UNkulunkulu wayelaye umfana ekhula. Wahlala enkangala waba ngumcibi womtshoko.
21 A mieszkał na puszczy Faran; i wzięła mu matka jego żonę z ziemi Egipskiej.
Wathi ehlala eNkangala yasePharani, unina wamdingela umfazi eGibhithe.
22 I stało się onegoż czasu, że rzekł Abimelech, i Fikol, hetman wojska jego, do Abrahama mówiąc: Bóg z tobą we wszystkiem, co ty czynisz.
Ngalesosikhathi u-Abhimelekhi loFikholi, umlawuli wamabutho akhe bathi ku-Abhrahama, “UNkulunkulu ulawe kukho konke okwenzayo.
23 A tak teraz, przysiąż mi przez Boga, że mię w niczem podchodzić nie będziesz, ani syna mego, ani wnuka mego; ale według miłosierdzia, którem uczynił z tobą, uczynisz ze mną, i z ziemią, w którejś był przychodniem.
Khathesi-ke funga kimi khonapha phambi kukaNkulunkulu ukuthi kawusoze wenze izinto zobuqili kimi, loba ebantwaneni bami loba kuzizukulwane zami. Tshengisa kimi lakulo ilizwe ohlezi kulo njengesizwe wona lowomusa engikwenzele wona.”
24 Tedy odpowiedział Abraham: Ja przysięgnę.
U-Abhrahama wathi, “Ngiyafunga.”
25 I przymawiał Abraham Abimelechowi o studnią wody, którą mu byli gwałtem odjęli słudzy Abimelechowi.
U-Abhrahama wasesola ku-Abhimelekhi ngomthombo izinceku zika-Abhimelekhi ezaziwuthumbile.
26 I rzekł Abimelech: Nie wiem kto by to uczynił, nawet i tyś mi nie oznajmił, i jam nie słyszał o tem dopiero dziś.
Kodwa u-Abhimelekhi wathi, “Angikwazi ukuthi ngubani okwenzileyo lokho. Kawuzange ungitshele, sekuyikhona ngikuzwa nje lamhla.”
27 Nabrał tedy Abraham owiec i wołów, i dał Abimelechowi, i uczynili oba przymierze.
Ngakho u-Abhrahama waletha izimvu lenkomo wazipha u-Abhimelekhi, amadoda womabili enza isivumelwano.
28 I postawił Abraham siedmioro owiec z stada osobno.
U-Abhrahama wehlukanisa amazinyane amasikazi ayisikhombisa emhlambini,
29 Tedy Abimelech rzekł do Abrahama: Na cóż to siedmioro owiec, któreś postawił osobno?
u-Abhimelekhi wambuza u-Abhrahama wathi, “Atshoni amazinyane la amasikazi ayisikhombisa owehlukanise emhlambini wawabeka wodwa na?”
30 A on odpowiedział: Iż te siedem owiec weźmiesz z rąk moich, aby mi były na świadectwo, żem wykopał tę studnię.
Waphendula wathi, “Yamukela ezandleni zami amazinyane la ayisikhombisa njengobufakazi bokuthi yimi engemba umthombo lo.”
31 Dlatego nazwano miejsce ono Beerseba; albowiem tam obaj przysięgli.
Ngakho indawo leyo yathiwa yiBherishebha ngoba amadoda la womabili enza isifungo khonapho.

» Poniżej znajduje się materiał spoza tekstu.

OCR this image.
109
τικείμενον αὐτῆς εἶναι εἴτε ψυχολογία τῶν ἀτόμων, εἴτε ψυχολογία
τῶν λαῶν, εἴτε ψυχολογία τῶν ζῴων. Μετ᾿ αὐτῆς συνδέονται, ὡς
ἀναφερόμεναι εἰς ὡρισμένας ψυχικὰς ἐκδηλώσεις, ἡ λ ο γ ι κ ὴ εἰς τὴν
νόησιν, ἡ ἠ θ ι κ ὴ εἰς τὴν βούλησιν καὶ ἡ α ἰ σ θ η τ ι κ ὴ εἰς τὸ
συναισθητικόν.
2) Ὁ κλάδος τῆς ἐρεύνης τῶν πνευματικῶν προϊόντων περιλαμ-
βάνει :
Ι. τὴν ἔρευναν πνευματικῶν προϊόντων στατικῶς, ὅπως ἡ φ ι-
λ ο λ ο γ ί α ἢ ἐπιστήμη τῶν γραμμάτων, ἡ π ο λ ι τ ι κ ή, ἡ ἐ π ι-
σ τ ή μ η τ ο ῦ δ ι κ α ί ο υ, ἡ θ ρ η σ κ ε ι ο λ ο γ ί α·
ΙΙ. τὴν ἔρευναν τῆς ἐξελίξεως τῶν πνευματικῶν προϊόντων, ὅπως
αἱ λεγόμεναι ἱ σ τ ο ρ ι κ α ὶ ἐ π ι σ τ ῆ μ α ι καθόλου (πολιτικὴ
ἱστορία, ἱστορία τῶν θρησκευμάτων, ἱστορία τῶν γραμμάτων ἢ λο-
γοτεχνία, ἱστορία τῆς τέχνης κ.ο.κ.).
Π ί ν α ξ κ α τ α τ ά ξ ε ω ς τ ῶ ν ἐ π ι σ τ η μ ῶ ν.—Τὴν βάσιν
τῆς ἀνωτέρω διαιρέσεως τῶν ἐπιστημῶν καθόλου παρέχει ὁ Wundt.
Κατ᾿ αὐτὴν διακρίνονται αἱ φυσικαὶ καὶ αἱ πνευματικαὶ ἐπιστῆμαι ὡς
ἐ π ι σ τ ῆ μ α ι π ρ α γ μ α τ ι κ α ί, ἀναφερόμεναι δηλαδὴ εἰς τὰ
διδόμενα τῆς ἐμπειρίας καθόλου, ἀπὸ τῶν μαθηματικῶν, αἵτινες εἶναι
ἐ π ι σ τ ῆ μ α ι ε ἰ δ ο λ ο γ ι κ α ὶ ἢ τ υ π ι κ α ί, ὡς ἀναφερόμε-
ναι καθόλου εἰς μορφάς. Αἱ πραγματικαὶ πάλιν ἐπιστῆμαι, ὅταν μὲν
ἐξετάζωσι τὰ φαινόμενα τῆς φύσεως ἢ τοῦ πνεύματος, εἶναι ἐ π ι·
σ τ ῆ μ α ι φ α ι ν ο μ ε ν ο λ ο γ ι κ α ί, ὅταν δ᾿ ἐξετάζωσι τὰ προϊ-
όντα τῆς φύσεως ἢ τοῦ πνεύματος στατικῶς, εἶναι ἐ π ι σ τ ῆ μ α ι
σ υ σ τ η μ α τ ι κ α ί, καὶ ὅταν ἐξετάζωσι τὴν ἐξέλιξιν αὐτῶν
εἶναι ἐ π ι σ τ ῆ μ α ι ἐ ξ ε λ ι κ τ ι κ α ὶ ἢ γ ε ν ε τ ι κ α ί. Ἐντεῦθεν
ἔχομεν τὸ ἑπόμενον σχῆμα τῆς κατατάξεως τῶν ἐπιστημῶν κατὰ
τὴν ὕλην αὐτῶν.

32 A tak zawarli przymierze w Beerseba. Potem wstawszy Abimelech, i Fikol, hetman wojska jego, wrócili się do ziemi Filistyńskiej.

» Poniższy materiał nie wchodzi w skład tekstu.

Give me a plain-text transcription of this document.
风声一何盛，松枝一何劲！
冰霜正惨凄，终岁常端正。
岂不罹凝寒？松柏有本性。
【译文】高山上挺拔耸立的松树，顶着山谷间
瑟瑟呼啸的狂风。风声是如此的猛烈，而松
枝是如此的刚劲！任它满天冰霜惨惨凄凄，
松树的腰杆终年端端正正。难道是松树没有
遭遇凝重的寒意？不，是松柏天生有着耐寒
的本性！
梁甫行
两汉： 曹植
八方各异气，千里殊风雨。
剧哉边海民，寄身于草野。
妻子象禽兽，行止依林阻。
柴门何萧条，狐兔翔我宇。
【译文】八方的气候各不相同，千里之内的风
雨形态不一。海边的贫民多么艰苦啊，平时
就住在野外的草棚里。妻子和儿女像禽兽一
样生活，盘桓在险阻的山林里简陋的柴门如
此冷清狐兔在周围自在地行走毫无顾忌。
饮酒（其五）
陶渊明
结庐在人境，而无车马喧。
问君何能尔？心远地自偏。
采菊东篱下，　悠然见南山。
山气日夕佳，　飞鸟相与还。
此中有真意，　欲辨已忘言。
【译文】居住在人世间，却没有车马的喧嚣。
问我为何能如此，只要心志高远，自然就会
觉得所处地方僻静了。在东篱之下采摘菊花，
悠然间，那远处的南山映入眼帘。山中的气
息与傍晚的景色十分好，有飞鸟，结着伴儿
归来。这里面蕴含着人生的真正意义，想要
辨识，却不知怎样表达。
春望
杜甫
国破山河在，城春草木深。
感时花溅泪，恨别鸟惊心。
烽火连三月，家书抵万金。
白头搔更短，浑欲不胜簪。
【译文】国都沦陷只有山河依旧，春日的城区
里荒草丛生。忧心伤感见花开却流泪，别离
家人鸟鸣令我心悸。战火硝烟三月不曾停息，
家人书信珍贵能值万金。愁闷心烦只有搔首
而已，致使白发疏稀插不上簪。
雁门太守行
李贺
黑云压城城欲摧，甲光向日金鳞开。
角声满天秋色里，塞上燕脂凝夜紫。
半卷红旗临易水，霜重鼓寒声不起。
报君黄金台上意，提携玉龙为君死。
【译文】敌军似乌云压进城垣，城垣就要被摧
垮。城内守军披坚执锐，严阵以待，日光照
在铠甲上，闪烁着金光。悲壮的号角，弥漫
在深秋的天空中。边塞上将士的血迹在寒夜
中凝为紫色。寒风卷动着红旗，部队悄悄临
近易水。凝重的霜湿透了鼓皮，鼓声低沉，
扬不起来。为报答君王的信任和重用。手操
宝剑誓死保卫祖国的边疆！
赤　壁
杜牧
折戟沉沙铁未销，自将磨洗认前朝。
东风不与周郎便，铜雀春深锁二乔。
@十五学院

Ngemva kokuba isivumelwano sesibotshiwe eBherishebha, u-Abhimelekhi loFikholi umlawuli wamabutho akhe babuyela elizweni lamaFilistiya.
33 I nasadził Abraham drzewa w Beerseba, i wzywał tam imienia Pana Boga wiecznego.

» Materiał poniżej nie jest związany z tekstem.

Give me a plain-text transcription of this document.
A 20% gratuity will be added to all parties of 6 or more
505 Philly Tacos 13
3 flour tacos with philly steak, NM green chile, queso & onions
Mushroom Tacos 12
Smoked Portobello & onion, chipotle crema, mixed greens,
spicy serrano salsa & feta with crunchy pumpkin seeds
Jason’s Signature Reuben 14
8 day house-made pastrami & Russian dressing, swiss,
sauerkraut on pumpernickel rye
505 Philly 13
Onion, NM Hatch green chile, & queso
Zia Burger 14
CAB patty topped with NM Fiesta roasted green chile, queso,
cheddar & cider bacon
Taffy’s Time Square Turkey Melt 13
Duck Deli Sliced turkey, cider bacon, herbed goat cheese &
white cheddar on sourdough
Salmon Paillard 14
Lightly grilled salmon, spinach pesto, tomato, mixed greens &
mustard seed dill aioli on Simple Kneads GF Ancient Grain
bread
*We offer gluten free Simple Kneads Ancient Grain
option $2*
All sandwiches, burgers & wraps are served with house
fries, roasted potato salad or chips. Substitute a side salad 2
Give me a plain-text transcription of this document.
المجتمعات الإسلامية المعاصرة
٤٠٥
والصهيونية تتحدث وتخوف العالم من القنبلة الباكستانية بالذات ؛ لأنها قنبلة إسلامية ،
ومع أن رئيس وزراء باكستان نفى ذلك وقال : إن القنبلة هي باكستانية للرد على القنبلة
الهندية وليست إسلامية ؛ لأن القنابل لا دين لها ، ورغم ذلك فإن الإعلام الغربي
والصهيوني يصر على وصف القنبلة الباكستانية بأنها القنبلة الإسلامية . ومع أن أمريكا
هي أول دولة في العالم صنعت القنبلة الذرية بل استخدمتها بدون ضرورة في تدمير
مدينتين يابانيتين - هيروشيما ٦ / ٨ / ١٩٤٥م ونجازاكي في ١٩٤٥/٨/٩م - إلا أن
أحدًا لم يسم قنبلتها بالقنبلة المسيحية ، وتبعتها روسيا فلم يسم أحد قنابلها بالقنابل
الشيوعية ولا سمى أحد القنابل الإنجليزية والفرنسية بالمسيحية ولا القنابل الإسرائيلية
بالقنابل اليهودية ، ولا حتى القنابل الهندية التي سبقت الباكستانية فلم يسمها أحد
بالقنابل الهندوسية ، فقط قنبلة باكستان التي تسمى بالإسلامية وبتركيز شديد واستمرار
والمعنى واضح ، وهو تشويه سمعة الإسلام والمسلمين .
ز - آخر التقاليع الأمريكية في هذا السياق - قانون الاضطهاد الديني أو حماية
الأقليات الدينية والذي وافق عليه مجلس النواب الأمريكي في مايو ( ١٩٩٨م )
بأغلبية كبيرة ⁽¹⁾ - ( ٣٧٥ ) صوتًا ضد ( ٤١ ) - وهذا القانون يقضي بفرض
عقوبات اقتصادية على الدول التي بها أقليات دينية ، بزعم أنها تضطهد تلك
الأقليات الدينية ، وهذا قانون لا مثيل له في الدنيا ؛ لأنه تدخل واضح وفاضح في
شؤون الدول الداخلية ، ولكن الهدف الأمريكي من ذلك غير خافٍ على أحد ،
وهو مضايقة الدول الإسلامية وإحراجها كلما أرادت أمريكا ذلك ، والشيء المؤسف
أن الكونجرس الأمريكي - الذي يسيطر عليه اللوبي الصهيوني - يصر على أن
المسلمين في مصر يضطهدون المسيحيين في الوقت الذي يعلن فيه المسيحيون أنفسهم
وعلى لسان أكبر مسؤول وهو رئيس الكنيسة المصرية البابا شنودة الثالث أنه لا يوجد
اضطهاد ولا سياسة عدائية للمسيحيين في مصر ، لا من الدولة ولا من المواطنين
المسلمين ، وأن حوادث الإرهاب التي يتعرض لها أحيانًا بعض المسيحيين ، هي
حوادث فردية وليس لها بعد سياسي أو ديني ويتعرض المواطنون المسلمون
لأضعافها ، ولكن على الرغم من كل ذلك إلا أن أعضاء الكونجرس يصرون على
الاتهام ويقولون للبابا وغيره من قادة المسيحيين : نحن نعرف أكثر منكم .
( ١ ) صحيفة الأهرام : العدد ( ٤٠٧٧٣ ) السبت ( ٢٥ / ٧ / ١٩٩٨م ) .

U-Abhrahama wahlanyela isihlahla sethamarisiki eBherishebha, khonapho walibiza ibizo likaThixo, uNkulunkulu Waphakade.
34 I mieszkał Abraham w ziemi Filistyńskiej przez wiele dni.
U-Abhrahama wahlala elizweni lamaFilistiya okwesikhathi eside.